The gardens and pleasure grounds of Welbeck are so extensive that it would be impossible to see them thoroughly in a day. There are fifty acres of pleasure ground, composed of rare young shrubs, firs from Mexico and India, of grassy lawns, smooth and soft as velvet, intersected by a broad and continuous gravel walk, flagged in the centre. In one part of the pleasure grounds the late Duke caused to be made a large out-door skating rink, surrounded by graceful shrubs, which preserve their freshness through the cold weather. There is a large circular arrangement of iron near the foot of the lake,—a boathouse, and I am told that the top of this has been filled in with asphalte, so that it too could be used as a skating rink. The kitchen gardens cover an immense area of ground, and produce every kind of fruit and vegetable. They are surrounded by high walls, and are now being made more extensive. There are long lengths of standard rose trees, which, in the summer time, furnish lines of colour and fill the air with a delicious perfume there are vast ranges of glass, where delicious fruits are forced— nectarines and grapes, in unheard of quantities. The kitchen gardens are formed in separate compartments, and they extend as far as the Mansfield turnpike road, near to the Welbeck Gas Works. To hasten the ripening of the apricots, which occupy a wall one thousand feet in length, Rendle’s patent lean-to glass has been employed. This is a moveable arrangement, covering the whole length of the wall, and it is also used to protect the strawberry beds, on the opposite side of the path, which are exactly as long as the wall. At one end of the kitchen gardens a broad high wall of stone, with a carriage entrance, has just been built. The Duke made most lavish presents of game and fruit, and he supplied some of his friends with horses and ponies.

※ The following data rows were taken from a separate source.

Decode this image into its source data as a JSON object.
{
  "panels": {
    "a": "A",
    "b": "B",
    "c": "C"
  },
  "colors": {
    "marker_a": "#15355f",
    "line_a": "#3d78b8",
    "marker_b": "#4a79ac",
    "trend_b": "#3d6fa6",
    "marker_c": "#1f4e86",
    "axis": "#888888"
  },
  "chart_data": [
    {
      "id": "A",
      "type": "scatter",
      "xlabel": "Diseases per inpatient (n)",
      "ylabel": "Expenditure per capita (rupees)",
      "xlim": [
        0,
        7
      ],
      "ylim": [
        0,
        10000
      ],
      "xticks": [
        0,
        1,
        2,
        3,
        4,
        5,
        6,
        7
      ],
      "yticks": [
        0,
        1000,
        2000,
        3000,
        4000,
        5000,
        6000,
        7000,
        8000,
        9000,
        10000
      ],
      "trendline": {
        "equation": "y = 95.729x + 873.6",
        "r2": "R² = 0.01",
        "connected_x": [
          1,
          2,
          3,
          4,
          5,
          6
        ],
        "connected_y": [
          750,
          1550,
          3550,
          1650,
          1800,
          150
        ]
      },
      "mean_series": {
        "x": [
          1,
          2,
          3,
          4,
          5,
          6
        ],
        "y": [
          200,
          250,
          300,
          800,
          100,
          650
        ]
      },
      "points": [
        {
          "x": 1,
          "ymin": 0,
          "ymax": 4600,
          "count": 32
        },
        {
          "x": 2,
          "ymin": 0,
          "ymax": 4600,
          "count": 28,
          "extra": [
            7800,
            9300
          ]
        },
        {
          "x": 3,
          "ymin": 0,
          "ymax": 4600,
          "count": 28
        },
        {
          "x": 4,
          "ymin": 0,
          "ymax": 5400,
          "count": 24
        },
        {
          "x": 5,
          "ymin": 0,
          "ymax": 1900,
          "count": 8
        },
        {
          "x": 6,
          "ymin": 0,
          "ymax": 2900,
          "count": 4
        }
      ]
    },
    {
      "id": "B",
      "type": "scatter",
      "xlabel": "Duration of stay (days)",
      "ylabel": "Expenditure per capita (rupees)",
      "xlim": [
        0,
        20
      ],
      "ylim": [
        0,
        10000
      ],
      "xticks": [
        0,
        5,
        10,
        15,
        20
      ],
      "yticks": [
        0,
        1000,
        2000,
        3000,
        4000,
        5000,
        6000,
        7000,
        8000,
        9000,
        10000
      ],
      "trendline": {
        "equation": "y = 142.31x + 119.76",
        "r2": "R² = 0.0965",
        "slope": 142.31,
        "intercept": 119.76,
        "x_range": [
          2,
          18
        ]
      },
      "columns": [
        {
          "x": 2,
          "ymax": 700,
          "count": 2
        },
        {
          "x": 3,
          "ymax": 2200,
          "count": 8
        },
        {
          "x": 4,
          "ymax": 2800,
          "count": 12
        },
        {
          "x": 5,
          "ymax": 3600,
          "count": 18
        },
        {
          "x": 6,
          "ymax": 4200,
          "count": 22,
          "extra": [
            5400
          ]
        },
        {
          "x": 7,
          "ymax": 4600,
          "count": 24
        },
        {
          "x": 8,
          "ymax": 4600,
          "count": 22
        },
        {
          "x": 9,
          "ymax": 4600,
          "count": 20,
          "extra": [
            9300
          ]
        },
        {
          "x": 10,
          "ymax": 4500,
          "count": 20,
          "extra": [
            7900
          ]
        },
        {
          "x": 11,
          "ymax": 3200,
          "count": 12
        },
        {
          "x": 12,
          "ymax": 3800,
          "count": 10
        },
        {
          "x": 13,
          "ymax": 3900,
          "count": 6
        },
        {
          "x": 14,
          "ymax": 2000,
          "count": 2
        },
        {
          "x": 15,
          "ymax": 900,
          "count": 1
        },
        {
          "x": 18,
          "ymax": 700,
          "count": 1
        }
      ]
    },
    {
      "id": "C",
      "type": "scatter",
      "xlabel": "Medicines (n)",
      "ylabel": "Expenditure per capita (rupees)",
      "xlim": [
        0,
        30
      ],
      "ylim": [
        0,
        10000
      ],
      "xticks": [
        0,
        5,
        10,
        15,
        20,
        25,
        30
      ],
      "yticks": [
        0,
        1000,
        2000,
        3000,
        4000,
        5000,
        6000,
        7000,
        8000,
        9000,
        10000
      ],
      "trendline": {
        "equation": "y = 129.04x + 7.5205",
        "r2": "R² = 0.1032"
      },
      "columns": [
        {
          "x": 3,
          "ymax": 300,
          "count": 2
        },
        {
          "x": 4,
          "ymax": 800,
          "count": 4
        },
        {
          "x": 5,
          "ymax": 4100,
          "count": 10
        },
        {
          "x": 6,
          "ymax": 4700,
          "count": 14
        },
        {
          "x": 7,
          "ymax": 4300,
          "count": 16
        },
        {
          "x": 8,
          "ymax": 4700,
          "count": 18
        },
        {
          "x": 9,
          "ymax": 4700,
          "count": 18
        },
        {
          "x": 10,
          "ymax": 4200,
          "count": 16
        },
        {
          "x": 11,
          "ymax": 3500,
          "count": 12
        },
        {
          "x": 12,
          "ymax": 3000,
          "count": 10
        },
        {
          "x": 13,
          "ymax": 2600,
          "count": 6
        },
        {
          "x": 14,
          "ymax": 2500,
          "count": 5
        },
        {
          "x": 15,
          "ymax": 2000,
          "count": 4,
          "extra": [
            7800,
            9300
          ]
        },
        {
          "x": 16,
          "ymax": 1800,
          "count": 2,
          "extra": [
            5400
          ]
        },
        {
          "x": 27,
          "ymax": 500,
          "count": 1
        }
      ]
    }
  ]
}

The 5th Duke of Portland (1800-1879).
The 5th Duke of Portland (1800-1879).

And now a word concerning the late owner of this magnificent domain. His Grace William John Cavendish Scott-Bentinck, fifth Duke of Portland, Marquis of Tichfield, Earl of Portland, Viscount Woodstock, Baron of Cirencester, and co-heir to the Barony of Ogle, of Welbeck Abbey, Nottinghamshire; Fullarton House, Ayrshire; Langwell Goldspie, Caithness; Bothal Castle, Northumberland, and Harcourt House, Cavendish-square, London, succeeded his father, in 1854, having previously represented the borough of Lymn in the House of Commons. Though his grace took no active part in politics, he exhibited, amid the magnificent solitude of Welbeck, a very keen interest in matters of national importance, and current literature found its way into his hands. The late Duke of Portland lived amongst his people, by whom he was held in the highest esteem, and it may be said that he spent the last twenty years of his life in doing good, inasmuch as he gave employment in prosperous times, and in times when the labour market has been in a most unhappy condition, to thousands of workpeople. The present Duke has enjoyed the title long enough to win the esteem of all classes.